KORRIGAN (KOR) is a membrane bound endo-ß-1,4-glucanase (EGase) in the glycosyl hydrolase family 9 (GH9) (Urbanowicz et al. 2007; Vain et al. 2014) shown to be associated with the cellulose synthase complex (Darley et al. 2001; Joshi and Mansfield 2007). Previous characterization of KOR homologs in Populus deltoides has shown that RNAi-mediated downregulation of KOR (PdKOR1 and PdKOR2) impacts an array of plant properties, including reductions in cellulose, lignin and soluble sugar content, increase in cellulose crystallinity and phenolic conjugates, and reduced stem and root growth (Bali et al. 2016; Kalluri et al. 2016). The altered carbon allocation and secondary metabolome of PdKOR1 RNAi plants has been previously shown to increase colonization rates of the ectomycorrhizal fungal symbiont, Laccaria bicolor under greenhouse conditions (Kalluri et al. 2016). A broader understanding of plant – microbe interactions under field conditions and potential impacts on beneficial root endophytic and rhizospheric bacteria and fungi, in the context of modifying cellulose biosynthesis and secondary metabolism, is relatively unexplored.

Microbial establishment with plant hosts can confer benefits, such as antagonistic suppression of pathogens, enhanced nutrient acquisition, enhanced growth, and/or increased stress resiliency (Mendes et al. 2013) and plant hosts may also select for specific groups of beneficial microorganisms. For example, it has been reported that plants growing in contaminated soils show a preferential colonization by root endophytic microbes carrying toxin degradation genes (Siciliano et al. 2001; Thijs et al. 2016). Downregulation of a lignin biosynthesis gene and higher levels of phenolic metabolites in field-grown Populus tremula x Populus alba was also shown to alter bacterial community structure and metabolic capabilities in root endospheres via selection of the metabolically diverse Pseudomonas putida (Beckers et al. 2016). That study (Beckers et al. 2016) provided a novel insight that regulation of an enzyme integral for lignin production can have direct (i.e., modified lignin content and metabolite production) as well as indirect (i.e., large changes in overall plant phenotype) implications for host selection of microbial partners of transgenic tree species. Previous work also indicated PdKOR1 RNAi plants have cascading effects on multiple phenotypic traits in Populus (Kalluri et al. 2016; Maloney and Mansfield 2010) resulting in significant impacts on interactions with a fungal mutualist (Kalluri et al. 2016).

Within this context, here we studied the impact of PdKOR1 gene downregulation on the root secondary metabolome and the overall bacterial and fungal microbiomes within the rhizosphere and root endospheres in field-grown Populus deltoides. Our goals were to first examine how PdKOR1 RNAi plants differed in secondary metabolites within field-grown root tissue and determine if such genotype-specific differences were associated with changes to root and rhizosphere microbiomes in field-grown PdKOR1 RNAi plants. To further our understanding of bacteria community assembly within Populus downregulated in PdKOR1, we also examined the colonization patterns of a Gammaproteobacterium, Pantoea sp.

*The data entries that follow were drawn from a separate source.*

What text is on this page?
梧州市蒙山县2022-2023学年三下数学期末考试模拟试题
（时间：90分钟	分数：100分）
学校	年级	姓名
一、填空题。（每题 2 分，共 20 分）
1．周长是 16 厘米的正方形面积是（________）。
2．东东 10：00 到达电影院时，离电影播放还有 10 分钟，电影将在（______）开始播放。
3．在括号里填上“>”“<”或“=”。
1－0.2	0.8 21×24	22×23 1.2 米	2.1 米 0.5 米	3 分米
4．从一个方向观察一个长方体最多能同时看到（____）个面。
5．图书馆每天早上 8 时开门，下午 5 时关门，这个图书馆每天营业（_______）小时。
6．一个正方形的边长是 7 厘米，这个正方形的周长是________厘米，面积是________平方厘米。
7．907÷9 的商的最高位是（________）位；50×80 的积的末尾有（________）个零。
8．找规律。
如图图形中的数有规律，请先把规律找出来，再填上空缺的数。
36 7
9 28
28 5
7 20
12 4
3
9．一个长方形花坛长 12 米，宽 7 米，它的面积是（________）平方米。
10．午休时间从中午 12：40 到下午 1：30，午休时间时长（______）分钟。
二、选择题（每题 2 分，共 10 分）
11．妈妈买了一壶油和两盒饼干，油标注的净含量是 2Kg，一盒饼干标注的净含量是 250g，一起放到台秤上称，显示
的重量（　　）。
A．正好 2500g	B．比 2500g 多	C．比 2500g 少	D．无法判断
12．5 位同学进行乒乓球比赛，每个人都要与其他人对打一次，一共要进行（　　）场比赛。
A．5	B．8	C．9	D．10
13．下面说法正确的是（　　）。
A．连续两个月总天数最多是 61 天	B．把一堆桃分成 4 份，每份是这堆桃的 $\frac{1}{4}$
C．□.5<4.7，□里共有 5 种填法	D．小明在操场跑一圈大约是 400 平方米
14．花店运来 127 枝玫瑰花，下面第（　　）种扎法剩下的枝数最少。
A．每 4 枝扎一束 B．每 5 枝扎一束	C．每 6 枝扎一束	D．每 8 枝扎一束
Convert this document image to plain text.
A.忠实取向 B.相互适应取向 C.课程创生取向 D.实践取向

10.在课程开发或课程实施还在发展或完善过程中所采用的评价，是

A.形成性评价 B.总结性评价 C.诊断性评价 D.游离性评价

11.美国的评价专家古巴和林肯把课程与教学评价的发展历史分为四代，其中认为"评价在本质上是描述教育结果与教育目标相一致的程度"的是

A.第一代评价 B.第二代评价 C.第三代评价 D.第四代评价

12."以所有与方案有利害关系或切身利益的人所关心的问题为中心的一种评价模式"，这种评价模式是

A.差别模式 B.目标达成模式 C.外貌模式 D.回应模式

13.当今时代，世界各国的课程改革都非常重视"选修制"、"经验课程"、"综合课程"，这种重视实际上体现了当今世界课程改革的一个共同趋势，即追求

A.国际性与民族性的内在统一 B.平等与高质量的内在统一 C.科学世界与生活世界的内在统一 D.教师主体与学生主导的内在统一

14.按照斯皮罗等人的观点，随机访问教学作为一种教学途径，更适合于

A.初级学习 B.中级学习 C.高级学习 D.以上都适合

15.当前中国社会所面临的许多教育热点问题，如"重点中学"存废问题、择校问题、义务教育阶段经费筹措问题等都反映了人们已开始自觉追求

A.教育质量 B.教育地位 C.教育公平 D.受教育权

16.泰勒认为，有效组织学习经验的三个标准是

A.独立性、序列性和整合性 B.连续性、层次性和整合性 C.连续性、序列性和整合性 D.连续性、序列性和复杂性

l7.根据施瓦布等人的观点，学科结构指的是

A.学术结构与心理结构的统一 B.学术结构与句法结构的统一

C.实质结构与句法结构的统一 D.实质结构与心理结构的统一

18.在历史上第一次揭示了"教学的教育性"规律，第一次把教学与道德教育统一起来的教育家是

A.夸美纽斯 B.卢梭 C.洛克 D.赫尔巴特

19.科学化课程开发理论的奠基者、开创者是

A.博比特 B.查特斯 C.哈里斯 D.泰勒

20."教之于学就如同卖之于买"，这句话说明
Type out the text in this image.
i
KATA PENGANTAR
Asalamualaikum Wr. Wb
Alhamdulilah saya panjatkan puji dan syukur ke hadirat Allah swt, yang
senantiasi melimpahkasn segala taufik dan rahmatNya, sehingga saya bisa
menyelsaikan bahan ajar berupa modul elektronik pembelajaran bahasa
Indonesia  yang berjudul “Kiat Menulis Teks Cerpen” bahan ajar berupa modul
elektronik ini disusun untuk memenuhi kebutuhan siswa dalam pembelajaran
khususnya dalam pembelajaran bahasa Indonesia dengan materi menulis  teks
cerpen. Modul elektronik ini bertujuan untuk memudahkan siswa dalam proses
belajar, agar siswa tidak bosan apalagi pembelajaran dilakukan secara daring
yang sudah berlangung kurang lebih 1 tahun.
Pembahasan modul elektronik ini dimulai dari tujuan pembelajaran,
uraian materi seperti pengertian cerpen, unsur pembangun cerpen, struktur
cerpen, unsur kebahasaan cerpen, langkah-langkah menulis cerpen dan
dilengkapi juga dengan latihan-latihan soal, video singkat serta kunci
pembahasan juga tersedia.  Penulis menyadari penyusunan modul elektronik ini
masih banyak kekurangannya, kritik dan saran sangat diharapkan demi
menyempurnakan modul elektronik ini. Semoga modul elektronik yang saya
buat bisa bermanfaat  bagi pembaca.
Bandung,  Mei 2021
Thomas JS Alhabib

YR343, a robust root colonizer of Populus deltoides (Bible et al. 2016; Estenson et al. 2018), in vector controls and RNAi transgenic plants grown in greenhouse settings.

Materials and methods

Transgenic plant generation and tissue collection

The methods used to generate PdKOR RNAi lines, and their growth and cell wall phenotypes have been previously described elsewhere in detail (Kalluri et al. 2016). Briefly, a ∼ 200-bp fragment was amplified from 3’ UTR region of the PdKOR1 gene, which contained partial homology to PdKOR2 gene in P. deltoides, and was cloned into vector pAGSM552 and expressed under the control of an Ubiquitin promoter and transformed into P. deltoides ‘WV94’ for RNAi knockdowns. Clonal replicates of the transformants were grown in the greenhouse as well as maintained at a USDA permitted stoolbed site in Bellville, GA, USA for further study. Fine roots were harvested from three independent ramets (replicate plants) both from a PdKOR1 RNAi and an empty vector control line in November 2016 by carefully tracing structural roots connected to the main stem. Root tissue and adhering rhizosphere soil was frozen immediately on dry ice and transported to Oak Ridge National Laboratory where they were stored at −80 °C until processing. Fine roots were separated from each sample and subsampled for microbiome and metabolome analyses. For microbiome analyses, roots were washed with sterile water, centrifuged to collect the rhizosphere soil fraction, and then surface sterilized as described previously in preparation for the extraction of root endosphere DNA (Shakya et al. 2013).

Metabolomic profiling

Root tissue metabolites were analyzed by using gas chromatography (GC)-mass spectrometry (MS). Approximately 170–200 mg of fine root tissue were extracted twice in 2.5 ml of 80% ethanol and 1 ml of extract was dried in liquid nitrogen. Sorbitol was added and also used as an internal standard for metabolite identification. Once an aliquot of the extract was dried, it was dissolved in acetonitrile, followed by trimethylsilylation (TMS), and analyzed on a GC-MS after 2 days, as described elsewhere (Payyavula et al. 2014). Metabolites were identified using the Wiley Registry 10th Edition with NIST 2014 mass spectral database and a large, user-created database (>2400 spectra) of 70 eV electron impact (EI) fragmentation patterns of TMS-derivatized metabolites.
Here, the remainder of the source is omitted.